Kanuni Sultan Süleyman: 1566 yılında, 73 yaşında, hasta olmasına rağmen, 1 Mayıs 1565 tarihinde, 13’ncü ve son seferine çıkmıştır. Hasta, yaşlı ve ölüm tehlikesine rağmen: oğullarını idam ettirmesi sebebiyle, askerle halk arasında kendisine karşı oluşan olumsuz imajı düzeltmek istemektedir. Ancak, biraz önce de söylediğim gibi, uzun zamandır yani 11 seneye yakın süredir, herhangi bir sefere çıkmamıştır. Ancak, eskiden olduğu gibi, seferlere at sırtında gidemiyordu ve yalnızca şehirlerden geçerken at sırtında, diğer bölgelerde ise saltanat arabasında seyahat ediyordu.
Zigetvar şehri: çevresi surlarla çevrili ve üç kısımdan oluşuyordu. Ayrıca, yine şehrin çevresinde nehirler, bataklıklar ve göller bulunuyordu. Suların ortasında, üç adacık şeklinde olduğu için şehre “Szigetvar” yani “Adalar şehri” deniliyordu. Ayrıca, yeni şehir, uzun bir kuşatmaya yetecek kadar erzakla donatılmıştı.
Bu yüzden: şehrin ele geçirilmesi gecikti. Kuşatmanın son günlerinde: Kanuni nin hastalığı iyice ilerledi.
Zigetvar fethedilmeden bir gün önce; 5 Eylül 1566 tarihinde öldü.
Moralleri bozulmasın diye: Sokullu Mehmet Paşa: askerden, Sultanın ölümünü sakladı. Ölüm duyulmasın diye, özel doktoru boğdurulurak öldürüldü.
Hünkarın iç organları ölümünün ardından boşaltıldı ve Zigetvar da çadırında yatağının bulunduğu yere gömüldü. Ceset ise: tahnit işlemine tabi tutuldu, muşambalara sıkı sıkı sarılarak tabuta konuldu ve tabut, tahtın altına gizlendi.

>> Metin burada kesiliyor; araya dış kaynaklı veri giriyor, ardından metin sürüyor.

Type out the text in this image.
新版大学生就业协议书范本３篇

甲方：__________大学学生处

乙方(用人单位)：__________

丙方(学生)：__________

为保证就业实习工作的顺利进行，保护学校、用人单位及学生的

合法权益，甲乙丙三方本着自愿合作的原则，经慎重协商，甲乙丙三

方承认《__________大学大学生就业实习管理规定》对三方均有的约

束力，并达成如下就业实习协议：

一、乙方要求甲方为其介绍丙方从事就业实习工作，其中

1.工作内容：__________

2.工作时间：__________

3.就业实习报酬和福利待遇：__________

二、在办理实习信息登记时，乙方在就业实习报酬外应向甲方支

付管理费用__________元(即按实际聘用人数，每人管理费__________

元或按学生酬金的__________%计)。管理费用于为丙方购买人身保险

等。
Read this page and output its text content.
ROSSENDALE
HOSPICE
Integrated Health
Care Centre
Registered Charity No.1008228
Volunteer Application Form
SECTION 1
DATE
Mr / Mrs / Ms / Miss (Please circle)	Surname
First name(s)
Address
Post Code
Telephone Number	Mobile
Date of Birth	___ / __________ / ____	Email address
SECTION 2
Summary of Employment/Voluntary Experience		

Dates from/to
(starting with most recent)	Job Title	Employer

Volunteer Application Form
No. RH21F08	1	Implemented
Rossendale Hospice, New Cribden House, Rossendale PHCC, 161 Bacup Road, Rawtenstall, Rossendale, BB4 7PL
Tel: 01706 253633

Daha sonra ise, hünkarın ölü vicuduna elbiseleri giydirildi ve çadırında bulunan tahtında dik oturması, gözlerinin açık, yanaklarının kırmızı olması için, sık sık makyaj yapıldı ve her gün çadırına yemekler götürüldü.
Savaş bitip çadır yıkıldığında, İstanbul a dönüş yolunda, Sultan yine saltanat arabasına dik oturur halde yerleştirildi ve İstanbul yakınlarında Belgrad ormanlarına yaklaşıldığında, öldüğü söylendi ve tabutu, 400 asker tarafından İstanbul a kadar taşındı.
İstanbul a gelince defin işlemlerine başlandı. Yani: ceset, yaklaşık 48 gün boyunca saklandı.
Sultanın vasiyeti:
Bir sandığı varmış ve kendisiyle birlikte gömülmesini vasiyet etmiştir. Ancak: Şeyhülislam Ebusuud Efendiye durum iletildiğinde, dinen bunun mümkün olmayacağını belirtmiş ve sandık Sultan ile birlikte gömülmemiştir.
Daha sonra sandık açıldığında, sandığın içinden;
Sultan tarafından yaptığı işler ve vereceği kararlar için: dine uygun olup olmadığı hakkında, Şeyhülislamdan aldığı fetvalar bulunuyormuş.
Kanuni Sultan Süleyman ın ölümünden sonra: yerine II. Selim geçmiştir. II. Selim: babasının iç organlarının ve kalbinin gömülü bulunduğu Zigetvar bölgesinde, mermerden güzel bir türbe yaptırmıştır. Macarlar, buraya “Turbek” ismi vermişlerdir.
Türbe, 150 yıl boyunca burada kalmıştır.
Kanuni nin türbesi ise: Süleymaniye camisinin kıble tarafında, Mimar Sinan ın yaptığı türbeye nakledildi.
Kanuni Sultan Süleyman ın Szigetvar kuşatmasında otağının kurulduğu Similehov tepesine ise, 1994 yılında Türk-Macar Dostluk Parkı yapılmıştır.
Ancak: Macaristan Osmanlının elinden alınınca, türbe 1693 yılında yıkılmış ve yerine, Katolik Kilisesi yaptırılmıştır.